Two thousand fifteen
This past year has been wild. For me. Not that anybody will have noticed. I’m outwardly quiet, friendly. I smile a lot. At home, alone, i work, i read, i sing, i dance, i watch tv. And i blog.
This year i discovered so many new things. Things i love to do. Not that i’m particularly good at them. The singing. I don’t play any instrument, so it’s a cappella for me. And yes, that is difficult. It is hard to keep it all in the same tone, it is hard to remember all the details of a song, the ooohs and aaahs, the lalalala’s and the sighs and sounds. But i do love it.
The video clips. Closer to me, closer to what i’ve been doing the biggest part of my life. I had a first discovery wild energetic go at it. Now it’s a bit more controlled. I do like the mixing of the singing and the video clips. Excellent.
This year is also a year of looking back. The books i read, the works i made, the thoughts i had.
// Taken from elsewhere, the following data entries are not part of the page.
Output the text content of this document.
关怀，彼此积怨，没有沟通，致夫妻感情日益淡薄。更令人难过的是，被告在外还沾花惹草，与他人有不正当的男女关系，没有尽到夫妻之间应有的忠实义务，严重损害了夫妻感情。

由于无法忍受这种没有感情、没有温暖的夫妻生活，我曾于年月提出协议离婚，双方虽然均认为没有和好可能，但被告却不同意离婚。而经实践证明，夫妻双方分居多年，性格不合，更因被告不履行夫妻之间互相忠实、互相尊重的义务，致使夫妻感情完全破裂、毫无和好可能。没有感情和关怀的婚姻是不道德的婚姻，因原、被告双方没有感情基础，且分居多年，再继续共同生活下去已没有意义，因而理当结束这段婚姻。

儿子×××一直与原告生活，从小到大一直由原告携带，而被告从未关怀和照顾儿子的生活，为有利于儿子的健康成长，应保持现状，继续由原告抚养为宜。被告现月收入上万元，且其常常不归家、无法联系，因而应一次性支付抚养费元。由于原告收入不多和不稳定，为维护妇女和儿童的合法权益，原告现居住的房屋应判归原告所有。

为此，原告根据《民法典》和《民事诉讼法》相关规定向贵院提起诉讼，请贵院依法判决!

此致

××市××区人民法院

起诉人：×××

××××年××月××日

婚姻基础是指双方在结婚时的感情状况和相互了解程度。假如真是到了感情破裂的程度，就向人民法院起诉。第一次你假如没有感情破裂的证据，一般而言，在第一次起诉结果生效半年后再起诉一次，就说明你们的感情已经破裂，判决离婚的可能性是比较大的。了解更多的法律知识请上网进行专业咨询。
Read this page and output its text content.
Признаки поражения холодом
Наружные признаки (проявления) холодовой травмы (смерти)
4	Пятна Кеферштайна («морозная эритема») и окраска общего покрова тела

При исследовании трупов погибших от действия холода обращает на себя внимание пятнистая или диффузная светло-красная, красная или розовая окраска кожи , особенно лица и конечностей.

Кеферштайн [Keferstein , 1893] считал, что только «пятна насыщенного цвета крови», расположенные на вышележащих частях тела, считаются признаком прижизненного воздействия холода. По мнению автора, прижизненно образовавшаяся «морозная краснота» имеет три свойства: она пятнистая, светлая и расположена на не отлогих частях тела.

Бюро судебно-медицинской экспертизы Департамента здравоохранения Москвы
I don’t know why i stopped working in 2006. But i do feel better now. I’m not all quiet and serene, not at all. But i have ideas of what i would like to do mostly.
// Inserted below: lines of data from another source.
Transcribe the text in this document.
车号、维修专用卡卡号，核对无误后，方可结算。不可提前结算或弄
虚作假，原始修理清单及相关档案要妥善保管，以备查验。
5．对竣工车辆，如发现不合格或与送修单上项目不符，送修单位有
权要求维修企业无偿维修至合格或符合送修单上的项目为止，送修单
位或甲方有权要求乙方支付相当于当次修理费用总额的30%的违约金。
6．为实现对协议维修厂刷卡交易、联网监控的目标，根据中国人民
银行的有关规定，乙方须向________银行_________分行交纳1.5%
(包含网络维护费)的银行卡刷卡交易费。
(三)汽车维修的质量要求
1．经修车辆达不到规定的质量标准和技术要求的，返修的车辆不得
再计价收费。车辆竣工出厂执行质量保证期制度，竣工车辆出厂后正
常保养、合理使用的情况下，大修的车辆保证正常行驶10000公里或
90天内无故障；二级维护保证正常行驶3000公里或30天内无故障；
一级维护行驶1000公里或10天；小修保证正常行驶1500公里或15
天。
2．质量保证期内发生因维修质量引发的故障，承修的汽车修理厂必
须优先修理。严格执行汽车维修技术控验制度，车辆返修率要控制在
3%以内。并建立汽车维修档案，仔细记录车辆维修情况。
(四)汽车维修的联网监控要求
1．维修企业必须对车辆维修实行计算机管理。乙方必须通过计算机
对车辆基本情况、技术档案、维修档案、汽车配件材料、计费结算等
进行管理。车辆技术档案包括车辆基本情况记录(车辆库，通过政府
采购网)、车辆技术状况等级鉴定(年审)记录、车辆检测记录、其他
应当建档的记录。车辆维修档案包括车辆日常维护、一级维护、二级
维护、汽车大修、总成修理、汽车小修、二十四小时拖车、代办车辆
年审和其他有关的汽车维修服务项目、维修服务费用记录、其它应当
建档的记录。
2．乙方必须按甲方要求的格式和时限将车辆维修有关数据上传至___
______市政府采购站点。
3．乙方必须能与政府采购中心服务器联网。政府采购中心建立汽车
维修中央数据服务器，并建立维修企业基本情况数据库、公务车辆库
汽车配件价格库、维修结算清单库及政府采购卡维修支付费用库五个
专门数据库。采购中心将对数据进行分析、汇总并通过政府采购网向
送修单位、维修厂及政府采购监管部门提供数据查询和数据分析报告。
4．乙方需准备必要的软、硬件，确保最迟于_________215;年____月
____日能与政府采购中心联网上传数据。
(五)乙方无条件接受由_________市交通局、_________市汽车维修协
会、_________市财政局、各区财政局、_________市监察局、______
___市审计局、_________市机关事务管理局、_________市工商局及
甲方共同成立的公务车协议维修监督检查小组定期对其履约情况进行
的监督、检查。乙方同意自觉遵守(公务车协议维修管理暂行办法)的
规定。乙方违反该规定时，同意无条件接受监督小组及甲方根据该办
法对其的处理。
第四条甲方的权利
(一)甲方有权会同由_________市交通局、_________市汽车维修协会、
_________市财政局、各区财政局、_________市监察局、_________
Getting it done is something else. Making it my work, with which i can earn a living, is something else. But that is what i wish for the most.
I have a bit more time. I got a bit of money, still. I’m not there yet.
I don’t understand where i get this trust from. I know it’s made up, by me. At times i do feel worried extremely. But it always passes. On the whole, i’m feeling entirely happy. Wonderful. Great!
I’ll leave you with this. Enjoy your weekend. Smell the fresh air. Make a walk. Drink tea. Eat a cookie. Smile.